Pasangan mata uang EUR/USD ditutup turun 0,73% pada 1.1954.

Penguatan dolar AS menekan Euro. Indeks dolar AS pada hari Rabu rebound dari titik terendah hampir 4 tahun dan berakhir naik setelah The Fed mempertahankan suku bunga dan pernyataan positif Menteri Keuangan AS yang menyatakan tidak ada intervensi pemerintah AS untuk melemahkan dolar AS.

Euro sebelumnya melemah dari level tertinggi 4,5 tahun pada hari Selasa setelah komentar dovish dari gubernur bank sentral Austria, Kocher, yang mengatakan ECB perlu mempertimbangkan pemangkasan suku bunga lagi jika kenaikan Euro lebih lanjut cukup besar untuk menurunkan proyeksi inflasi.

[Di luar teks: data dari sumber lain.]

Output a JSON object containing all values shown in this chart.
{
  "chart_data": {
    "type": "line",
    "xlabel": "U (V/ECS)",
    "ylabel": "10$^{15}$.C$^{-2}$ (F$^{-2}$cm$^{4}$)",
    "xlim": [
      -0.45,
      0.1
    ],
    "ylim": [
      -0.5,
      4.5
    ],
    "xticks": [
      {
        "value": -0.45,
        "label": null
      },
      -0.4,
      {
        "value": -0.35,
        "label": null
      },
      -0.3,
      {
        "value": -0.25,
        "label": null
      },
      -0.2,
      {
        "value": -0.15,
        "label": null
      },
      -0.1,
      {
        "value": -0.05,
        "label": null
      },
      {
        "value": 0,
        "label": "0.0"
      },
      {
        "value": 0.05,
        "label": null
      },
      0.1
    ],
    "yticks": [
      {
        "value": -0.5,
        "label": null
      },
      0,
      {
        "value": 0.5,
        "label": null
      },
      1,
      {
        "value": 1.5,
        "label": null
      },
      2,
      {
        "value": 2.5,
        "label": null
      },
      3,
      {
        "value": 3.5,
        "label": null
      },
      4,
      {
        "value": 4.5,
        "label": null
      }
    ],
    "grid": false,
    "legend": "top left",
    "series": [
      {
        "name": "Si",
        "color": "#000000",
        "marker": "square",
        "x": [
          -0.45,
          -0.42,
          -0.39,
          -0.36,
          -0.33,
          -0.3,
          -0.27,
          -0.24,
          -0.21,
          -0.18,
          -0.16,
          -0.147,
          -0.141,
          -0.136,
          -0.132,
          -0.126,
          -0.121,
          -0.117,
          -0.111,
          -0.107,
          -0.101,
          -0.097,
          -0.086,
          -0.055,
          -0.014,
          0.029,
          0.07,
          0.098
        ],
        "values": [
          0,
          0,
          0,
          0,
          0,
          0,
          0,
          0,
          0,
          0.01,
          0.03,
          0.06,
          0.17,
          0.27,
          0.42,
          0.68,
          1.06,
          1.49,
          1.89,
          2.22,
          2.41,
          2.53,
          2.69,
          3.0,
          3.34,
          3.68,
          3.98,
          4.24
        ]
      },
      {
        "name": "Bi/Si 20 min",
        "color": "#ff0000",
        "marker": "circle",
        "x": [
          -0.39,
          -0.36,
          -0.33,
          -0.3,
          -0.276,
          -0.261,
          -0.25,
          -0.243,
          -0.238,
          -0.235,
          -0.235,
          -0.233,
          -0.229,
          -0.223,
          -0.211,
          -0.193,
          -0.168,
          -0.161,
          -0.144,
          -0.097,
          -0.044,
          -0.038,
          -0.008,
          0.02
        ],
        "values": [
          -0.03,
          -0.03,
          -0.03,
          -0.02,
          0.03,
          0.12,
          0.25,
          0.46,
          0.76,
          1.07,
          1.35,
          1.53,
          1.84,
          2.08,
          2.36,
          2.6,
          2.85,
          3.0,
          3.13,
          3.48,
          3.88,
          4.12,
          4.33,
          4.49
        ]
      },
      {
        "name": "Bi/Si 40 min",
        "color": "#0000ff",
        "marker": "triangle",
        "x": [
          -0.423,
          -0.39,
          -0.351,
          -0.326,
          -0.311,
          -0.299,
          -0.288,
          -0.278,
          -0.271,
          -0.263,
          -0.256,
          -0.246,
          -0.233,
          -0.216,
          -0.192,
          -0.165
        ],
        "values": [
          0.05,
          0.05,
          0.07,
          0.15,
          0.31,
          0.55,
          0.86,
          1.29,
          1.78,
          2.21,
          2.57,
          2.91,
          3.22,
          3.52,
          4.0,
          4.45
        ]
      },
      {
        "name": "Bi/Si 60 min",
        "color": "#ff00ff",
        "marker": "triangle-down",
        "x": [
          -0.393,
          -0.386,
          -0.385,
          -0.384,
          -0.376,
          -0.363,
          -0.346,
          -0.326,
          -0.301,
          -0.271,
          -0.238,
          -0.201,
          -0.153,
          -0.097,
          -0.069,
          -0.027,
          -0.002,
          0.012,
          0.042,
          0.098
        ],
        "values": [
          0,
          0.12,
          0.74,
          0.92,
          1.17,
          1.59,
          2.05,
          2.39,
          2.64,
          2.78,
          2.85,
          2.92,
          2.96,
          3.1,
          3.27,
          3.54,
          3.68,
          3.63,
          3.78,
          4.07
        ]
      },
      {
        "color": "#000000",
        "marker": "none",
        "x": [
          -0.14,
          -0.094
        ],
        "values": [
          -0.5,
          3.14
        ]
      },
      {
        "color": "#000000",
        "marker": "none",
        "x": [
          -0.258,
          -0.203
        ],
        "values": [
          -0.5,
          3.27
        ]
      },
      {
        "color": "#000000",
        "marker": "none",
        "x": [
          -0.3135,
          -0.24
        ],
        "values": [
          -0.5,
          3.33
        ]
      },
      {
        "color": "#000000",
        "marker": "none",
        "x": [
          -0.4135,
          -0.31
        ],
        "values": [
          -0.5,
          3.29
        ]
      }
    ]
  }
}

Namun pelemahan Euro dibatasi setelah indeks kepercayaan konsumen GfK Jerman bulan Februari naik +2,8 menjadi -24,1, lebih kuat dari ekspektasi -25,5.

Swap memperkirakan peluang kenaikan suku bunga sebesar +25 basis poin oleh ECB pada pertemuan kebijakan berikutnya pada 5 Februari adalah 0%.

Sore nanti akan dirilis banyak data ekonomi Zona Euro bulan Januari seperti Economic Sentiment, Consumer Confidence Final, Consumer Inflation Expectations, Industrial Sentiment, Selling Price Expectations, Services Sentiment, yang sebagian besar diperkirakan meningkat.

Juga pada malam hari akan ada pernyataan dari pejabat ECB Donnery dan Cipollone.

Analyst Vibiz Research Center memperkirakan untuk perdagangan selanjutnya, mata uang Euro akan mencermati pergerakan dolar AS, yang jika dolar AS berlanjut menguat, akan menekan Euro. Namun jika data ekonomi Zona Euro terealisir naik dan pernyataan pejabat ECB bersifat hawkish untuk kebijakan suku bunga ECB, akan menguatkan Euro. Pasangan mata uang EUR/USD diperkirakan bergerak dalam kisaran Support 1.1885-1.1816. Namun jika naik, akan bergerak dalam kisaran Resistance 1.2034-1.2114.